Allison Chhorn is a Cambodian-Australian filmmaker and interdisciplinary artist living on Kaurna Land (South Australia). Her work explores the effects of migrant displacement and post-memory through impressionistic forms, often with other family members as subjects.
Since graduating with Honours in painting at UniSA in 2014, she has made numerous films including “Blind Body”, “Missing” and “The Plastic House”. The latter was filmed on her family’s farm and has screened at MIFF, New York Film Festival and the Asia Pacific Triennial of Contemporary Art. Her films were also screened as part of a retrospective at the 11th Cambodian International Film Festival. Crossing into the gallery, she received the 2022 Porter St Commission from ACE Gallery to make her first solo exhibition and multi-channel installation “Skin Shade Night Day” which was exhibited as part of The National at MCA in 2023. She has since exhibited her second solo show at Outer Space, Brisbane (Magandjin), her third solo show at Nexus Arts, Adelaide (Tarntanya) and had recent screenings at ACMI and 4A Centre for Contemporary Asian Art.
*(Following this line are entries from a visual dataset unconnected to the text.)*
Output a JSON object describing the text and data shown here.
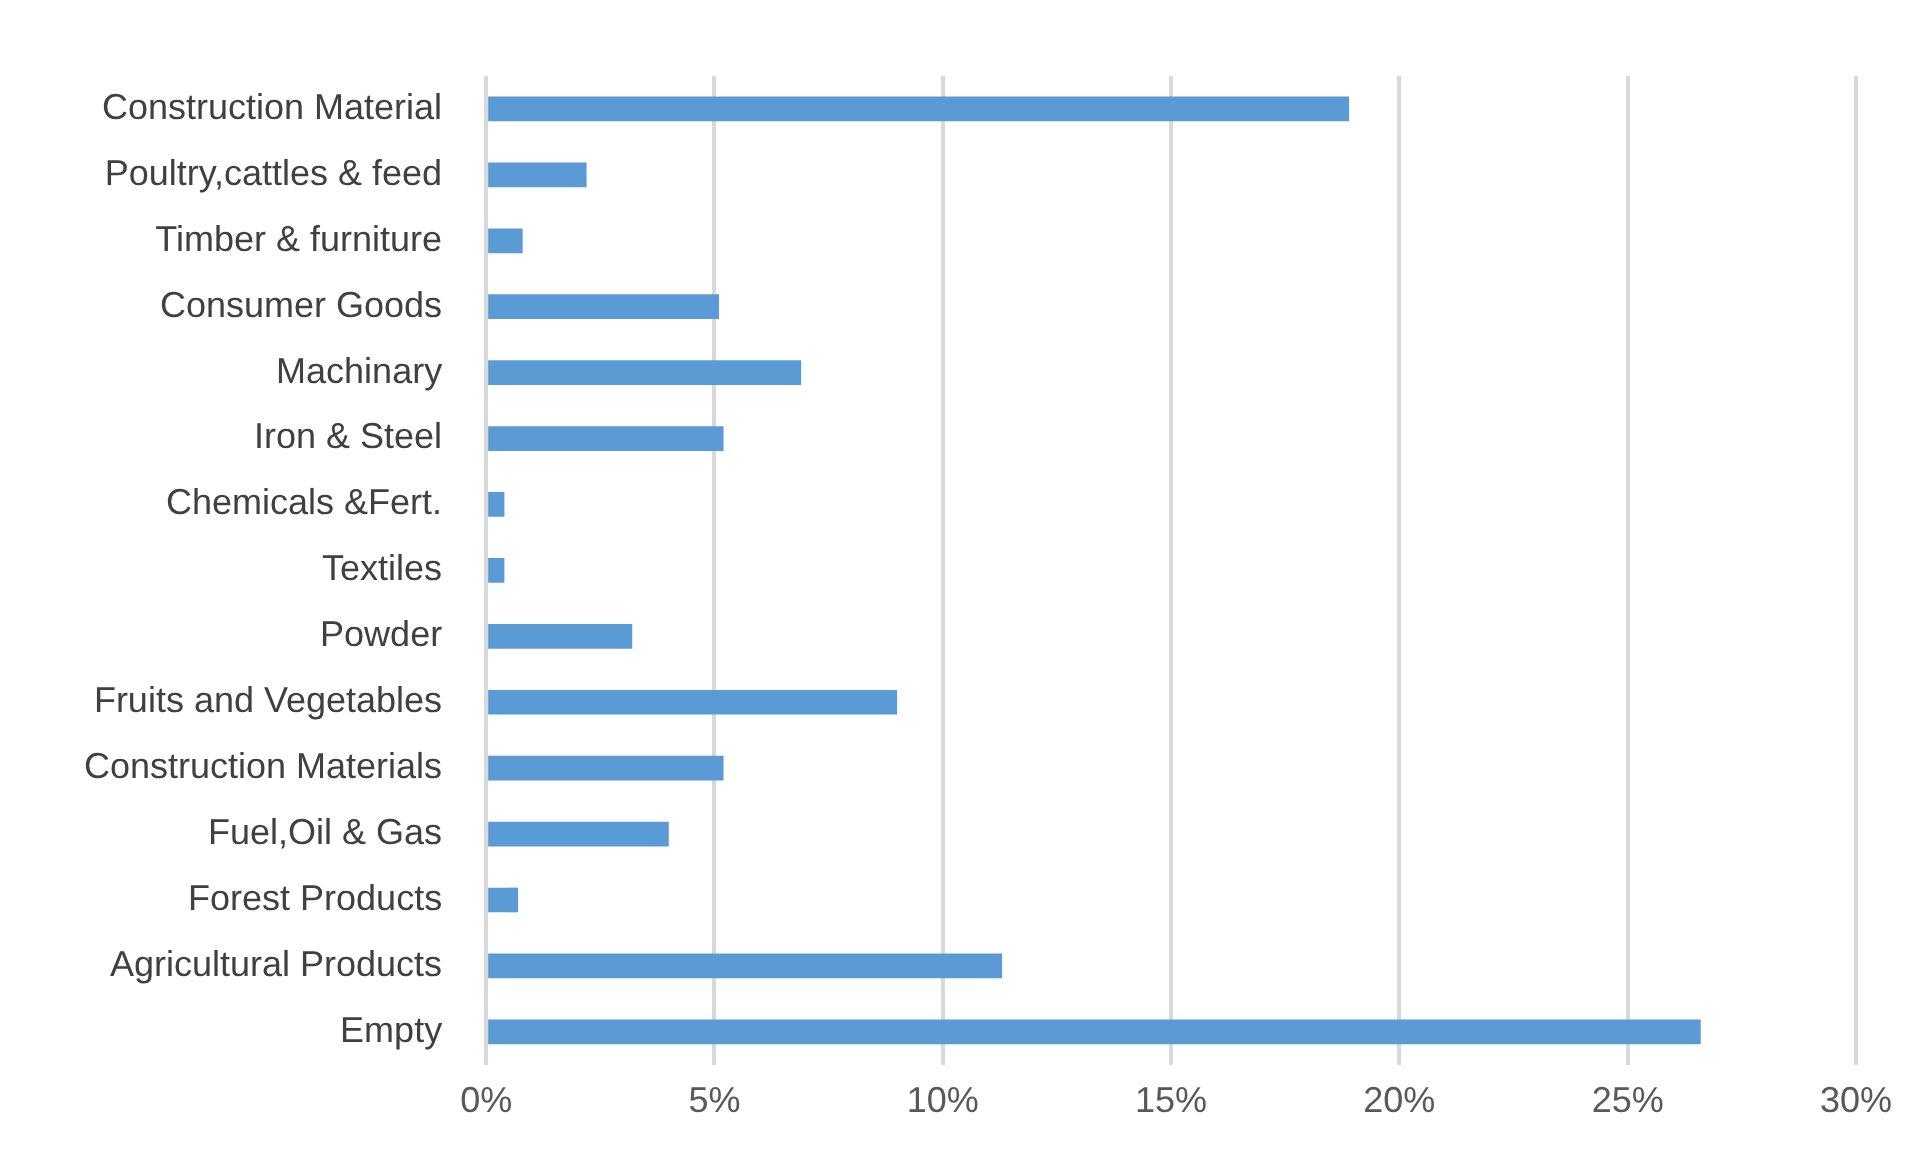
{
  "chart_data": {
    "type": "bar",
    "orientation": "horizontal",
    "categories": [
      "Construction Material",
      "Poultry,cattles & feed",
      "Timber & furniture",
      "Consumer Goods",
      "Machinary",
      "Iron & Steel",
      "Chemicals &Fert.",
      "Textiles",
      "Powder",
      "Fruits and Vegetables",
      "Construction Materials",
      "Fuel,Oil & Gas",
      "Forest Products",
      "Agricultural Products",
      "Empty"
    ],
    "values": [
      18.9,
      2.2,
      0.8,
      5.1,
      6.9,
      5.2,
      0.4,
      0.4,
      3.2,
      9.0,
      5.2,
      4.0,
      0.7,
      11.3,
      26.6
    ],
    "color": "#5b9bd5",
    "xlim": [
      0,
      30
    ],
    "xticks": [
      {
        "value": 0,
        "label": "0%"
      },
      {
        "value": 5,
        "label": "5%"
      },
      {
        "value": 10,
        "label": "10%"
      },
      {
        "value": 15,
        "label": "15%"
      },
      {
        "value": 20,
        "label": "20%"
      },
      {
        "value": 25,
        "label": "25%"
      },
      {
        "value": 30,
        "label": "30%"
      }
    ],
    "grid": "x",
    "legend": false
  }
}
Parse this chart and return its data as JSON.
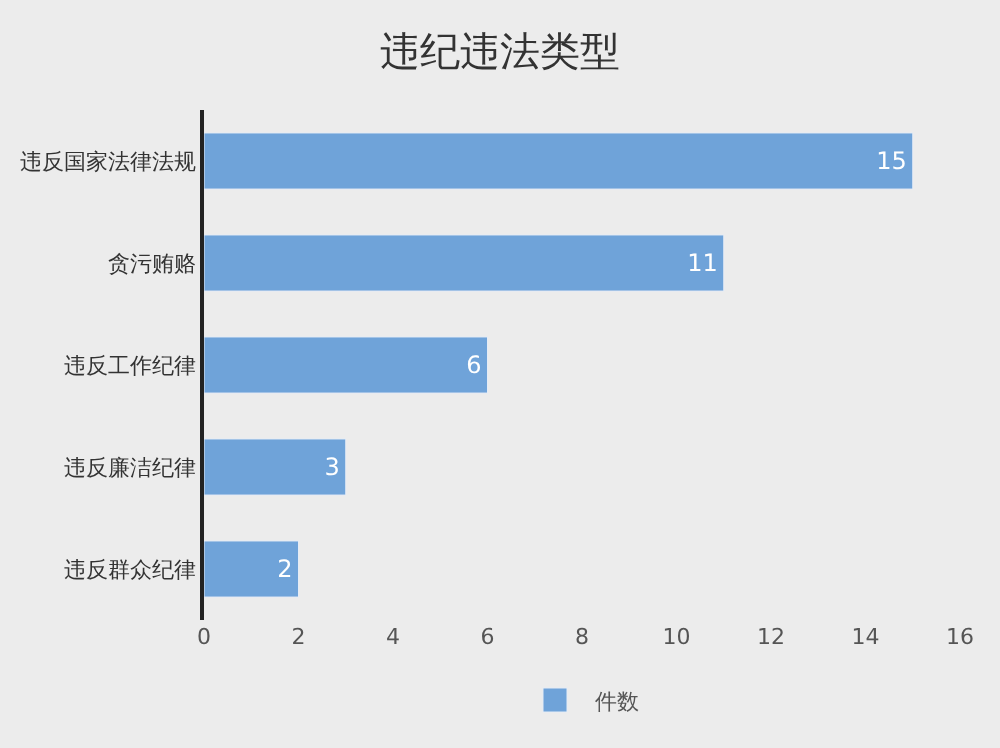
{
  "chart_data": {
    "type": "bar",
    "orientation": "horizontal",
    "title": "违纪违法类型",
    "categories": [
      "违反国家法律法规",
      "贪污贿赂",
      "违反工作纪律",
      "违反廉洁纪律",
      "违反群众纪律"
    ],
    "series": [
      {
        "name": "件数",
        "color": "#6fa3d9",
        "values": [
          15,
          11,
          6,
          3,
          2
        ]
      }
    ],
    "xlim": [
      0,
      16
    ],
    "xticks": [
      0,
      2,
      4,
      6,
      8,
      10,
      12,
      14,
      16
    ],
    "data_labels": true,
    "grid": false,
    "legend": "bottom"
  }
}
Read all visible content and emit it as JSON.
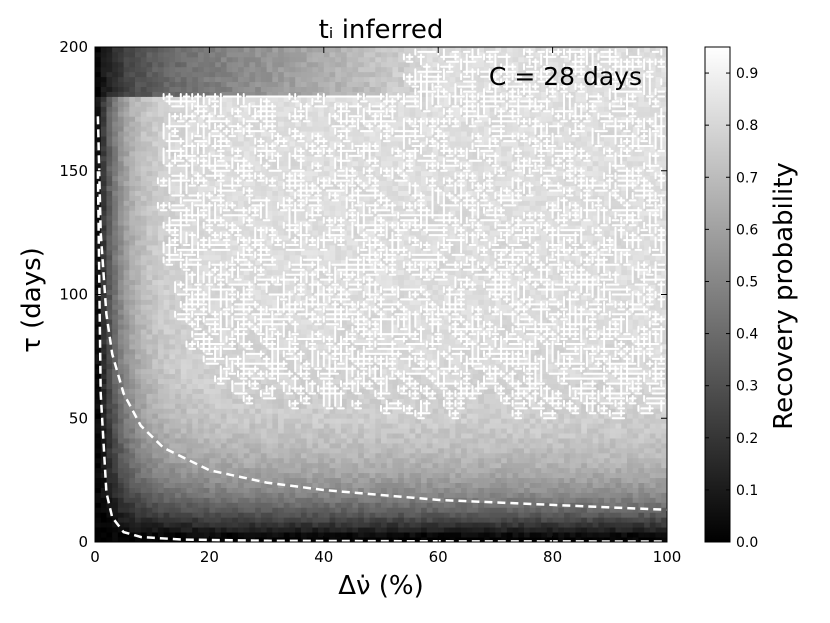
{
  "chart_data": {
    "type": "heatmap",
    "title": "t_i inferred",
    "title_display": "tᵢ inferred",
    "xlabel": "Δν̇ (%)",
    "ylabel": "τ (days)",
    "xlim": [
      0,
      100
    ],
    "ylim": [
      0,
      200
    ],
    "xticks": [
      "0",
      "20",
      "40",
      "60",
      "80",
      "100"
    ],
    "yticks": [
      "0",
      "50",
      "100",
      "150",
      "200"
    ],
    "annotation": "C = 28 days",
    "colorbar": {
      "label": "Recovery probability",
      "range": [
        0.0,
        0.95
      ],
      "ticks": [
        "0.0",
        "0.1",
        "0.2",
        "0.3",
        "0.4",
        "0.5",
        "0.6",
        "0.7",
        "0.8",
        "0.9"
      ],
      "colormap": "gray"
    },
    "grid": false,
    "z_description_points": [
      {
        "x": 2,
        "y": 10,
        "p": 0.0
      },
      {
        "x": 5,
        "y": 100,
        "p": 0.15
      },
      {
        "x": 50,
        "y": 20,
        "p": 0.05
      },
      {
        "x": 50,
        "y": 50,
        "p": 0.35
      },
      {
        "x": 50,
        "y": 100,
        "p": 0.75
      },
      {
        "x": 50,
        "y": 150,
        "p": 0.8
      },
      {
        "x": 90,
        "y": 150,
        "p": 0.78
      },
      {
        "x": 90,
        "y": 60,
        "p": 0.6
      },
      {
        "x": 20,
        "y": 190,
        "p": 0.3
      },
      {
        "x": 60,
        "y": 190,
        "p": 0.75
      }
    ],
    "contour_level": 0.8,
    "dashed_curves": [
      {
        "name": "curve-upper",
        "x": [
          0.5,
          1,
          2,
          3,
          5,
          8,
          12,
          20,
          30,
          40,
          50,
          60,
          70,
          80,
          90,
          100
        ],
        "y": [
          172,
          125,
          92,
          76,
          60,
          47,
          38,
          29,
          24,
          21,
          19,
          17,
          16,
          15,
          14,
          13
        ]
      },
      {
        "name": "curve-lower",
        "x": [
          0.5,
          1,
          2,
          3,
          5,
          8,
          15,
          30,
          60,
          100
        ],
        "y": [
          150,
          60,
          20,
          10,
          4,
          2,
          1,
          0.5,
          0.3,
          0.2
        ]
      }
    ]
  }
}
She works between the intersections of cinema and installation where the darkened room illuminates fragments and impressions of familial history. By working between the gaps of knowledge and history left from the aftermath of the Khmer Rouge, she reimagines the threads of connection within her Cambodian heritage and diasporic identity. Through the practice of filming, photographing, listening and recording to her surroundings, the collected material over several years becomes a personal archive and a body of tactile memory. She endeavours to uncover the unspoken fragments of Intergenerational memory through embodied empathy and the moving image.